View larger version (115K): [in a new window]   Fig. 6. Pax2 and Dlx5 expression in Fgf3-/- embryos, Fgf10-/- embryos and embryos with three mutant Fgf alleles reveals quantitative and unequal roles for Fgf3 and Fgf10 in otic development. Whole mount embryos were probed with labelled cDNA for Pax2 (A,C,E,G) and Dlx5 (I,K,M,O) and sectioned in the transverse plane. A section taken through the otic region (the plane is indicated by a line through each embryo) is shown in the panel to the right of each whole embryo. Rostral is to the left. The control and double mutant embryos for comparison are located in Fig. 3 and are shown at the same magnification. Pax2 and Dlx5 transcripts can be detected in the ventromedial (B,D,F,H) and dorsolateral (J,L,N,P) wall of the otic vesicle (ov), respectively. The size and location of the otic vesicle as well as the pattern of Dlx5 expression are altered in Fgf3-/- mutants (D,L). In Fgf3-/-;Fgf10+/- and Fgf3+/-;Fgf10-/- embryos, the otic vesicles are reduced in size when compared to Fgf3-/- or Fgf10-/- embryos (F,H,N,P). In Fgf3-/-;Fgf10+/- embryos (H,P), the otic vesicles are also located ventrally relative to the otic vesicles in Fgf3-/- (D,L) or Fgf10-/- (B,J) embryos and Pax2 expression is expanded both dorsally and laterally (H). In embryos carrying either combination of three mutant alleles, Dlx5 expression is reduced relative to that seen in the branchial arches (N,P).

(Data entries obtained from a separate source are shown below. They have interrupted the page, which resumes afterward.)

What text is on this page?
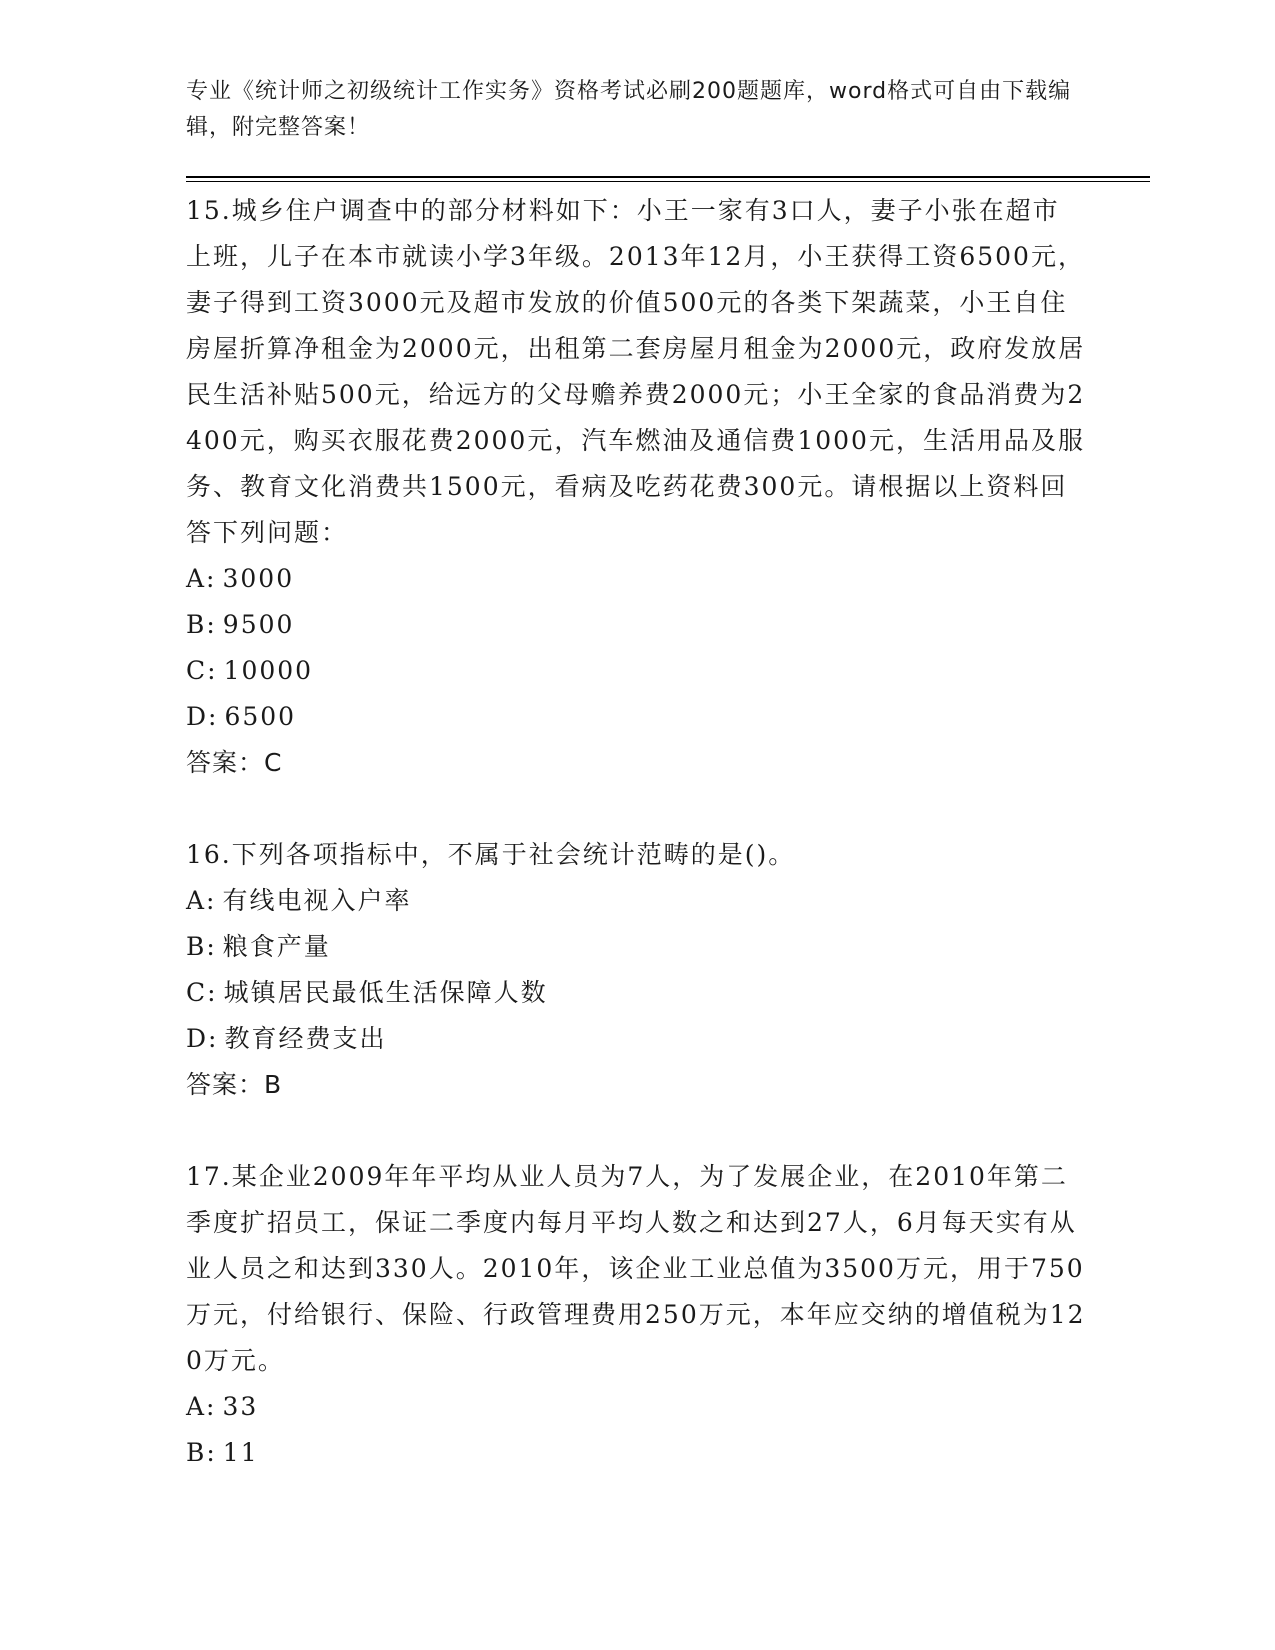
专业《统计师之初级统计工作实务》资格考试必刷200题题库，word格式可自由下载编辑，附完整答案！
15.城乡住户调查中的部分材料如下：小王一家有3口人，妻子小张在超市上班，儿子在本市就读小学3年级。2013年12月，小王获得工资6500元，妻子得到工资3000元及超市发放的价值500元的各类下架蔬菜，小王自住房屋折算净租金为2000元，出租第二套房屋月租金为2000元，政府发放居民生活补贴500元，给远方的父母赡养费2000元；小王全家的食品消费为2400元，购买衣服花费2000元，汽车燃油及通信费1000元，生活用品及服务、教育文化消费共1500元，看病及吃药花费300元。请根据以上资料回答下列问题：
A: 3000
B: 9500
C: 10000
D: 6500
答案：C
16.下列各项指标中，不属于社会统计范畴的是()。
A: 有线电视入户率
B: 粮食产量
C: 城镇居民最低生活保障人数
D: 教育经费支出
答案：B
17.某企业2009年年平均从业人员为7人，为了发展企业，在2010年第二季度扩招员工，保证二季度内每月平均人数之和达到27人，6月每天实有从业人员之和达到330人。2010年，该企业工业总值为3500万元，用于750万元，付给银行、保险、行政管理费用250万元，本年应交纳的增值税为120万元。
A: 33
B: 11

View larger version (15K): [in a new window]   Fig. 7. Analysis of the area and position of the otic vesicle in embryos with three mutant Fgf alleles reveals quantitative differences between Fgf3+/-;Fgf10-/- and Fgf3-/-;Fgf10+/- embryos. (A) Quantitative comparisons between the ratio of the area of the central otic vesicle section to the area of the central eye section in Fgf3+/-;Fgf10+/-, Fgf3+/-;Fgf10-/- and Fgf3-/-;Fgf10+/- embryos (n=6 ears and eyes per genotype). The average ear area/eye area (in %) is shown on the y-axis. The genotypes analysed are shown on the x-axis. The otic to optic area ratios of the Fgf3+/-;Fgf10-/- and Fgf3-/-;Fgf10+/- samples were significantly lower than that of the Fgf3+/-;Fgf10+/- embryos (P=0.005 and P=0.001, respectively). (B) Quantitative analysis of the dorsal-ventral position of the otic vesicle. The vertical distance from the dorsal surface of the neural tube to the top of the otic vesicle was measured and compared to the dorsoventral length of the neural tube in Fgf3+/-;Fgf10+/-, Fgf3+/-;Fgf10-/-, and Fgf3-/-;Fgf10+/- embryos (n=6 ears per genotype). The dorsoventral (DV) distance to the otic vesicle/dorsoventral length of the neural tube is shown on the y-axis. The genotypes analysed are shown on the x-axis. The position of the otic vesicle in Fgf3-/-;Fgf10+/- embryos was significantly ventralised relative to that in Fgf3+/-;Fgf10+/- embryos (P=0.001). The asterisk indicates a significant paired t test result between the genotype shown and Fgf3+/-;Fgf10+/- embryos. The bar above each data cell indicates one s.d. 3, Fgf3; 10, Fgf10.